Average Asking Rental Rates have increased in all classes in both downtown and suburban submarkets, although only nominally. Class A increased $0.16 psf to $24.63; Class B increased $0.09 psf to $18.63; Class C increased $0.37 psf to $13.93. We believe that the existence of an overall increase reflects landlord optimism for the market but the size of the increase suggests continued caution. Class C average asking rental rates have increased nearly 3% across the market and 17% downtown. This is a function of two buildings that were previously on the market but with “negotiable” prices that are now priced at nearly $16.00 per sq. ft.

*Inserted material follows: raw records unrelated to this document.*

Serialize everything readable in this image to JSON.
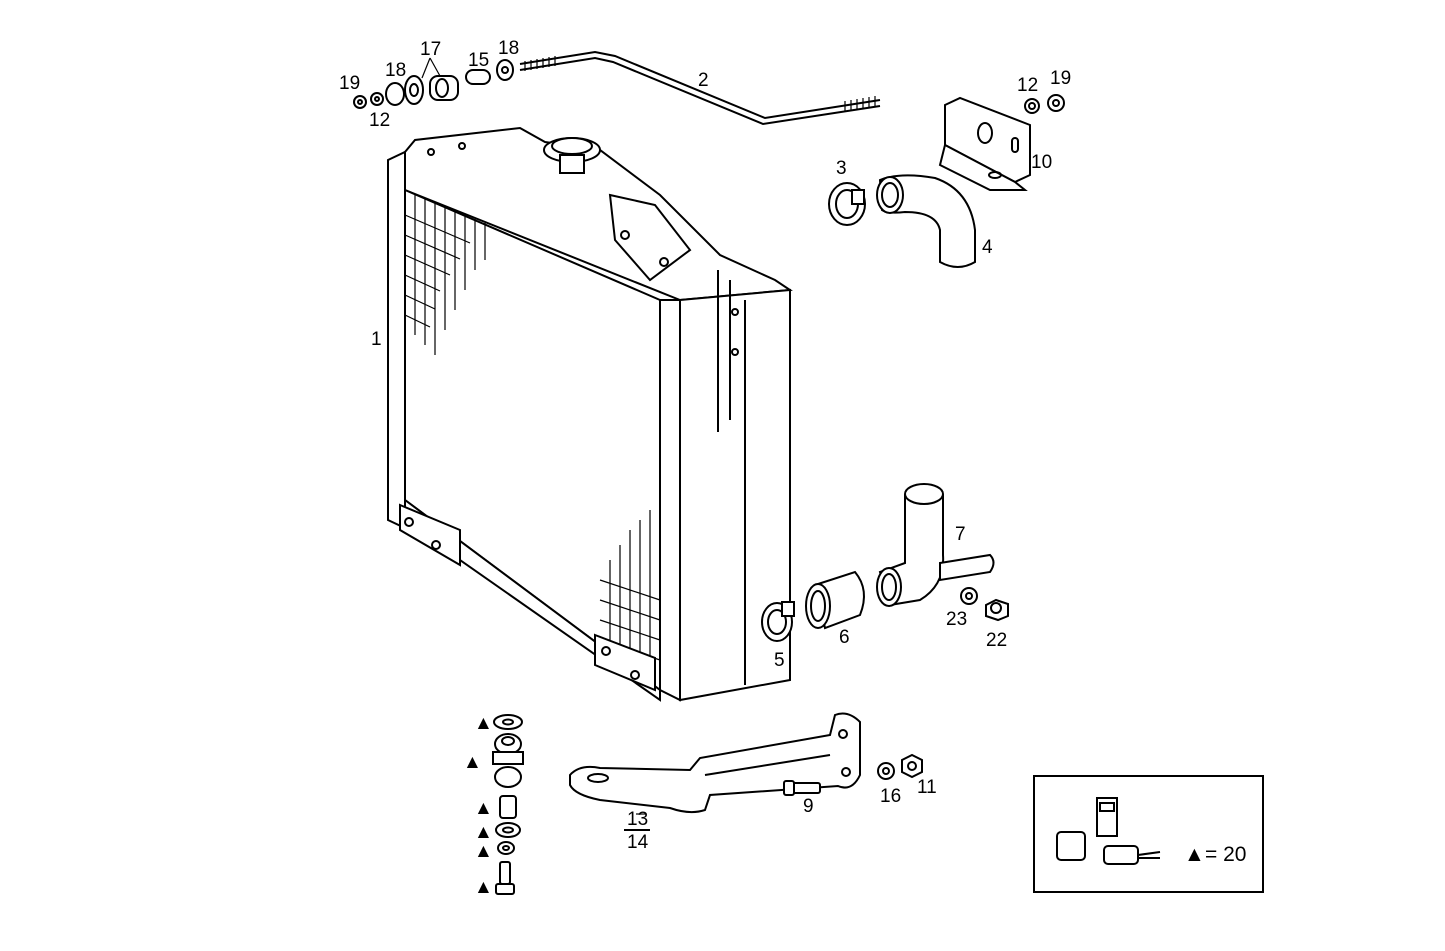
{
  "callouts": {
    "c1": "1",
    "c2": "2",
    "c3": "3",
    "c4": "4",
    "c5": "5",
    "c6": "6",
    "c7": "7",
    "c9": "9",
    "c10": "10",
    "c11": "11",
    "c12a": "12",
    "c12b": "12",
    "c13": "13",
    "c14": "14",
    "c15": "15",
    "c16": "16",
    "c17": "17",
    "c18a": "18",
    "c18b": "18",
    "c19a": "19",
    "c19b": "19",
    "c22": "22",
    "c23": "23"
  },
  "legend": {
    "symbol": "▲",
    "text": "= 20"
  },
  "kit_markers": [
    "▲",
    "▲",
    "▲",
    "▲",
    "▲",
    "▲"
  ]
}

The overall Omaha office vacancy rate increased from 13.9% to 14.3% from one year ago but the real story is that the rate for Class A properties was down dramatically, from 9.2% to 4.7%. Meanwhile, both Class B increased from 13.2% to 15.5% and Class C increased from 22.9% to 25.8%. As we have reported, Class A has benefited over the last few years from the flight to quality and while owners of Class A office space are some of the most confident landlords in Omaha, such a low vacancy rate isn’t healthy for the market. If one seeks 10,000 sq. ft. of Class A office space in Omaha today, the choices are limited to less than 10 buildings. If the size requirement goes up to 20,000 sq. ft., the number of existing buildings drops to about four. Average asking rental rates for Class A space should increase notably this year and new construction will likely follow.
Construction has remained fairly quiet. The only speculative construction is at Sterling Ridge at 132nd and Pacific Street where Lockwood Development has started construction on a 60,000 sq. ft. building and Millard Refrigerated just completed construction of their new 65,000 sq. ft. corporate headquarters. Gavilon, Gordman’s, and Tenaska are all underway with their new owner occupied corporate headquarter buildings. Both Deeb Realty and Prudential Ambassador Real Estate have their sites set on starting construction on new buildings for their own businesses along the West Dodge corridor, although plans are not yet firm. Bank of the West is out of space in their building at 136th and W. Dodge and will be expanding the building to accommodate.